The CEO dismissed the rationale behind Loeb’s scheme, arguing that it would be best to keep the company together so that it could reap the benefits of having both an electronics and an entertainment division under one roof. Maintaining full control of Sony’s entertainment business will drive internal collaboration and facilitate synergies, he said. In fact, Sony directors unanimously turned down the proposal.
“Sony’s entertainment businesses are critical to our corporate strategy and will be important drivers of growth, and I am firmly committed to assuring their growth, to improving their profitability and to aggressively leveraging their collaboration with our electronics and service business” Hirai wrote in a Securities and Exchange Commission filing.

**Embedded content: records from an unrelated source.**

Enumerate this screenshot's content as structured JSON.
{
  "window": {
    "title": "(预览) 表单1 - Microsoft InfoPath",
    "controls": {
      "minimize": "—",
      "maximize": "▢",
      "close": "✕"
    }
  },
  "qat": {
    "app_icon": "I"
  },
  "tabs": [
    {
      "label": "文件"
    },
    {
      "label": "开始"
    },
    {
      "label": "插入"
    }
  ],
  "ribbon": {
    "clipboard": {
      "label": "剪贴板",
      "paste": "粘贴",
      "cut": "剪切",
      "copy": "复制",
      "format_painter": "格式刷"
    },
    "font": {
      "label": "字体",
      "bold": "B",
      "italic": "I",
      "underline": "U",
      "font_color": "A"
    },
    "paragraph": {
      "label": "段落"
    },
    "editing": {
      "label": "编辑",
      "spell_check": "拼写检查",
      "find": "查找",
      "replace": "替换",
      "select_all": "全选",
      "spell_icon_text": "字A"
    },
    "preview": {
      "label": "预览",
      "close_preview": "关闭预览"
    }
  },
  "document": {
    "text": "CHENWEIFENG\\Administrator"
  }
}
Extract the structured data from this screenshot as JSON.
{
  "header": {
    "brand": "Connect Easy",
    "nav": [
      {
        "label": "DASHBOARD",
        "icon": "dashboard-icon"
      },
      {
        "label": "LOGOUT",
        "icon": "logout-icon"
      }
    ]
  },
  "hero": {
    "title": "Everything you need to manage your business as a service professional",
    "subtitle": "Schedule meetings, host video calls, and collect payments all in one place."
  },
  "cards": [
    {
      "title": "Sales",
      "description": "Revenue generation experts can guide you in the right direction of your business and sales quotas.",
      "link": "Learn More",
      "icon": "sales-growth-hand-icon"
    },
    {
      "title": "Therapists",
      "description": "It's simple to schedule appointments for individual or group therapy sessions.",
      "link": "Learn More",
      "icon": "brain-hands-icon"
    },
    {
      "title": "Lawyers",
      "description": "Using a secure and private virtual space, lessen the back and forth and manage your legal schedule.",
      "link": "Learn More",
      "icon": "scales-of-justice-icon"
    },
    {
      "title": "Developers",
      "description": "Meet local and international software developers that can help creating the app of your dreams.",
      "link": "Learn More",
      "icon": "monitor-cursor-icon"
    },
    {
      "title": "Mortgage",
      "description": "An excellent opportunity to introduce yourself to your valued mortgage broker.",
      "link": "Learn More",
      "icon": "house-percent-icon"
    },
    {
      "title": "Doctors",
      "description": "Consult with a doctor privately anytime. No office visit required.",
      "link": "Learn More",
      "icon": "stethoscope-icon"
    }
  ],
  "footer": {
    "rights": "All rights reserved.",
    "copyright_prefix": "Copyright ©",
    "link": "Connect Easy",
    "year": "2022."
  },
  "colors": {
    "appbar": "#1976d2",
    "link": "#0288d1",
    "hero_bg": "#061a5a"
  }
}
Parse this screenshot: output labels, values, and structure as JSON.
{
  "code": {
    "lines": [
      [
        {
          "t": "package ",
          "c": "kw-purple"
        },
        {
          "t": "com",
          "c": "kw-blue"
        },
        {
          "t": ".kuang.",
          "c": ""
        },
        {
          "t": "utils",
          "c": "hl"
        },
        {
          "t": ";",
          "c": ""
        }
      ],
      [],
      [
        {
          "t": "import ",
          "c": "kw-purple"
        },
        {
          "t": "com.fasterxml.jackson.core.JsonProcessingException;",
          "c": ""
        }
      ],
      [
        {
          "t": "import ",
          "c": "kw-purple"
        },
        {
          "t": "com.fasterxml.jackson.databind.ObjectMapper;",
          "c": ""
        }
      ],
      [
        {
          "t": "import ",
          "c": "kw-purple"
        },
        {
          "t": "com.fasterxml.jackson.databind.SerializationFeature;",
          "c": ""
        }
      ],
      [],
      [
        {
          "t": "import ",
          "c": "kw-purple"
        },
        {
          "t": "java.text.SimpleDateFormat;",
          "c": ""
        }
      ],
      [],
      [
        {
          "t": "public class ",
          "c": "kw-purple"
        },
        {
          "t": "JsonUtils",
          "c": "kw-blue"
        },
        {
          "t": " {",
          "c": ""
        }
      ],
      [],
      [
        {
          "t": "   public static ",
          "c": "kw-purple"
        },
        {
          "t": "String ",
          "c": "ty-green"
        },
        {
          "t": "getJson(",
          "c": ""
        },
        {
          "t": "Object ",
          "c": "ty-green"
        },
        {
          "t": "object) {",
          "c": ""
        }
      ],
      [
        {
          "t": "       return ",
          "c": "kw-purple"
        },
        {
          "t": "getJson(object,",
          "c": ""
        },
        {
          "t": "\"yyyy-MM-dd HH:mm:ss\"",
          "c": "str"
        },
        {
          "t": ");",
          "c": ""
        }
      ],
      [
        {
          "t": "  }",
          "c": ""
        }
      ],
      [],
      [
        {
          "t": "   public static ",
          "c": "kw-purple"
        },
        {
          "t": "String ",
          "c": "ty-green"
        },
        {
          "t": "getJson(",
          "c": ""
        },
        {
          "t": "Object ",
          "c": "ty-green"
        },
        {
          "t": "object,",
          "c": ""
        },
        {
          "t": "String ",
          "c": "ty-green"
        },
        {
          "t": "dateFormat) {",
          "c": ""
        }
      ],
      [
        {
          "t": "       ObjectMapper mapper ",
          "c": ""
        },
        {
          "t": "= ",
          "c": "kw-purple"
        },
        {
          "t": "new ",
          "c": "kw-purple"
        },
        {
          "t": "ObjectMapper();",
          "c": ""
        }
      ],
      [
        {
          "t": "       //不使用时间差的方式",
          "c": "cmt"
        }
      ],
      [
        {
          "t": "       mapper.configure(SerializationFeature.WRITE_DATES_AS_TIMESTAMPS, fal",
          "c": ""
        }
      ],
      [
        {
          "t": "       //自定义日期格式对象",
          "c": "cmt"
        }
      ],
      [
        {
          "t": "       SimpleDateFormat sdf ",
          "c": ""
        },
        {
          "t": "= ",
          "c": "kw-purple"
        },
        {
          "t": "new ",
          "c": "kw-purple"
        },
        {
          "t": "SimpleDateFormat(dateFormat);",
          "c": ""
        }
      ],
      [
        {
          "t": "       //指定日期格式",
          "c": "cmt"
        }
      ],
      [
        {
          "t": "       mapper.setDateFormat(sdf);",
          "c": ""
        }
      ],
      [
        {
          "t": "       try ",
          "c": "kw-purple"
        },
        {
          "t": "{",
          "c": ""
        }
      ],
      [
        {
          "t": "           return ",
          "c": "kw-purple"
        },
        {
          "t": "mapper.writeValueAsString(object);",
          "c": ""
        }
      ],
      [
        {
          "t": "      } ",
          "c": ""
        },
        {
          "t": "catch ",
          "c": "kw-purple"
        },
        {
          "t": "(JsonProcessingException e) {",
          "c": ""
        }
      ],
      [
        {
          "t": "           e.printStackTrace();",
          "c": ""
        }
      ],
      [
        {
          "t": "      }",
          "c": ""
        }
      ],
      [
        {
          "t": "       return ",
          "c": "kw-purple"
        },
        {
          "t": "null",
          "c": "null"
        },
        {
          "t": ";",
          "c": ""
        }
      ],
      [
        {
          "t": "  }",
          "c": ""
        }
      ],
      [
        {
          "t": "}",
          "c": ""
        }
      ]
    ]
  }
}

Now that his plan to sell as much as 20 percent of the film, TV, and music unit has been rejected, Loeb wants Sony to set targets for improving its entertainment business, a source familiar with the situation told Bloomberg. In a statement, Loeb’s Third Point hedge fund said, “Although we are disappointed the board decided not to pursue a public offering of the entertainment business at this time, Third Point welcomes Sony’s commitment to greater transparency and expects this will foster a culture of accountability.”
Hirai indicated in his letter that Sony’s entertainment business is integral to the company’s revival strategy. The chief executive, who joined the company 16 months ago, is pursuing a vision known as “One Sony,” with the aim of uniting mobile devices and televisions with games, music, and film content. The company’s smartphones and televisions have been doing well, posting a profit last year, but its films have slumped to No. 6 at the U.S. box office after being No. 1 in 2012.
Loeb, who holds a 6.9 percent stake in Sony, expects significant progress to be made by May 2014, the source told Bloomberg, but Third Point will give Hirai enough breathing room to facilitate the planned comeback and achieve the growth targets the hedge fund manager has set out. Loeb expects Sony to disclose detailed plans for the entertainment division and to set out financial targets for which the company can be held accountable.
But Hudson Square Research analyst Daniel Ernst does not buy the company’s reason for turning down Loeb’s proposal. To be more exact, in a research note acquired by Bloomberg, he said that Sony failed to explain how its content businesses — film, television, and music — will benefit from being part of a company that produces televisions, smartphones, and other devices. He also downgraded the stock to Hold from Buy.
Shares of Sony, which have advanced more than 80 percent this year to date, were trading down Wednesday morning by about 2 percent, hitting $20.25 per share.